There has been a major effort within GlaxoSmithKline to mine their aggregate clinical trial data to provide data driven cutoffs for liver safety concern [22, 23]. The aggregated dataset consisted of 3,998 patients identified from 31 phase II and III oncology trials (the GSK historical oncology patient data, GSK-HOPD), and a second dataset of 18,672 patients without liver disease from 28 GSK phase II-IV trials (the generally healthy patient data, GSK-GHPD). Truncated robust multivariate outlier detection (TRMOD) was used to identify thresholds that define outliers for peak serum ALT and bilirubin levels. A false detection probability of 0.001 was used, meaning that 99.9 % of the subjects from an underlying normal distribution are expected to be within the decision boundary, or only 0.1 % of the patients are expected to fall outside of the decision boundary. When this statistical approach was applied to the 18,672 subjects without liver disease (GSK-GHPD), threshold values obtained were 3.4× ULN for ALT and 2.1× ULN for total bilirubin [22]. It is interesting that the thresholds that are proposed in the FDA guidance as “Hy’s Law” criteria (ALT >3× ULN and Bili >2× ULN), which were empirically determined, are essentially identical to the data derived threshold.
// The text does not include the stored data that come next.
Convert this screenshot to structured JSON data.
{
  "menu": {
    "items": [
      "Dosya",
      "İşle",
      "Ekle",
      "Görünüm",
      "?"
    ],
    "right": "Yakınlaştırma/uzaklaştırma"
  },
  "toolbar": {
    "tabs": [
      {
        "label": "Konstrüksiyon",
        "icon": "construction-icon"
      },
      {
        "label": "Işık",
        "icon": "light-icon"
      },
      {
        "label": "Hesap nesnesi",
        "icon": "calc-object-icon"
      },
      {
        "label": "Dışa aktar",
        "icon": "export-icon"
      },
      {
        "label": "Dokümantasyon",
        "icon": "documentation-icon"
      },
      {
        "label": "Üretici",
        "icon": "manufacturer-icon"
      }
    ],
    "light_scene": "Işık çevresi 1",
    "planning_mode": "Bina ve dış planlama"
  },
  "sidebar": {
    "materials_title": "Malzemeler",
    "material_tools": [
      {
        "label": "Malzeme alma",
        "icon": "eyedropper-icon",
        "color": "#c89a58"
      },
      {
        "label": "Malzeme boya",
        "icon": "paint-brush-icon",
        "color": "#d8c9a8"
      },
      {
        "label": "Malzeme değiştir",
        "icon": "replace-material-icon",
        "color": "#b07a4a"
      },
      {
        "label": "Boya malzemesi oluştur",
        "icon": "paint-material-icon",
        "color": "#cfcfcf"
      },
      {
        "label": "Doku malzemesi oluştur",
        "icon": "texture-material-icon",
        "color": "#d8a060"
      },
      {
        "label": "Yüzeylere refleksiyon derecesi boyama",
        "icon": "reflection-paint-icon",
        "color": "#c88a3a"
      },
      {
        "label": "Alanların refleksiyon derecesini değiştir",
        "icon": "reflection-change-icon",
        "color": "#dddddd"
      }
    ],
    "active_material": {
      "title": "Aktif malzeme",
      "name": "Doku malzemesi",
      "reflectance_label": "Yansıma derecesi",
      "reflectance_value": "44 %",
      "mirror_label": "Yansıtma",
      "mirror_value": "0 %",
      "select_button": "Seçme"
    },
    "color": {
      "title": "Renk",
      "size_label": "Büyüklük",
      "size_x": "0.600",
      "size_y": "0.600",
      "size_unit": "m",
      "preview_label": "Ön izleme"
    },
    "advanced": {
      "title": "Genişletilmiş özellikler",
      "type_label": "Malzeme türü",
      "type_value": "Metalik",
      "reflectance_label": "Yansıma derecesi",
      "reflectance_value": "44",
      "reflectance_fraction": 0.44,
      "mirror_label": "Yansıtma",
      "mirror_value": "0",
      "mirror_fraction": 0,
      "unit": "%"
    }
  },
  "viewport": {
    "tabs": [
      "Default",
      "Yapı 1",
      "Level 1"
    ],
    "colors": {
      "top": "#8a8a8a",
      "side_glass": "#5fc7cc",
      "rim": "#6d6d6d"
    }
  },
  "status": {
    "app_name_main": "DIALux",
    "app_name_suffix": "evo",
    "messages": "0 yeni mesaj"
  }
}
Applying the same TRMOD approach to liver chemistry data obtained from 3998 subjects in oncology trials [24] resulted in considerably higher thresholds: ALT >5× ULN and total bilirubin >2.7× ULN defined outliers in oncology patients. These thresholds were therefore proposed as suitable limits to define the four quadrants of the eDISH (evaluation of drug-induced serious hepatotoxicity) plot, termed mDISH [24]. When the TRMOD approach was applied to fold baseline ALT and bilirubin data, an ALT limit of 6.9× baseline and a bilirubin limit of 6.5× baseline was calculated from oncology clinical trials (see figure 13 in [25]). Parks and colleagues from GSK emphasize the weakness of employing fold ULN, since only peak values are considered, whereas any information regarding baseline values is disregarded [24]. In their view, fold elevation of baseline rather than ULN provides more sensitivity when identifying liver safety signals.
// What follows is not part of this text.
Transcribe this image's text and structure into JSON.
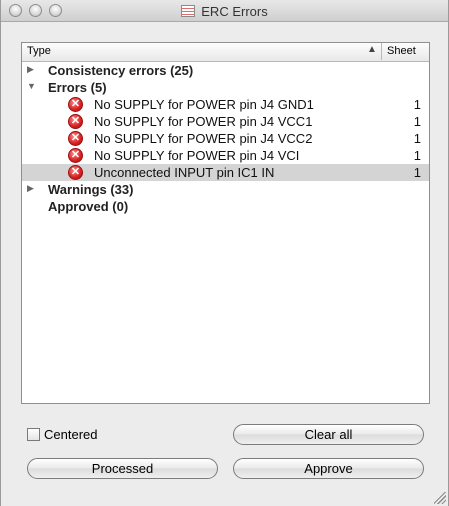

The mDISH approach has been criticized [23] because the authors may have implied that the modified thresholds alone could be used to define a “Hy’s Law Case” whereas individual case causality assessment is critically important. In addition, the approach relies on all cancers being equivalent whereas differences in subgroups are likely. Nonetheless, all at the workshop agreed that guidelines for liver safety assessment in special populations should be data driven and that the approach taken by Parks and colleagues supported a large scale, precompetitive effort to aggregate the relevant historical and prospectively collected data across the industry and apply innovative statistical approaches to the problem.

5 Conclusions

New approaches are urgently needed to identify liver safety signals in patient populations that exhibit baseline liver chemistry elevations. The use of standardized ALT and bilirubin cutoffs cannot account for the complex pathophysiology that determines phenotype in patients with underlying liver disease. Statistical approaches such as TRMOD can generate hypotheses that require validation in prospective datasets correlating new liver chemistry thresholds with clinical outcomes such as progression to serious liver injury. The limitations of ALT and bilirubin become all the more evident in patients with underlying liver disease, in whom deranged signaling mechanisms require innovative biomarkers for the assessment of prognosis. All these requirements underline the need for creating a novel liver safety research consortium, which combines clinical data from registration trials with biomarker, genetic and metabolomic data from appropriate patient cohorts. This will pave the way for defining the next-generation liver safety criteria required for accurate assessment of DILI in special populations.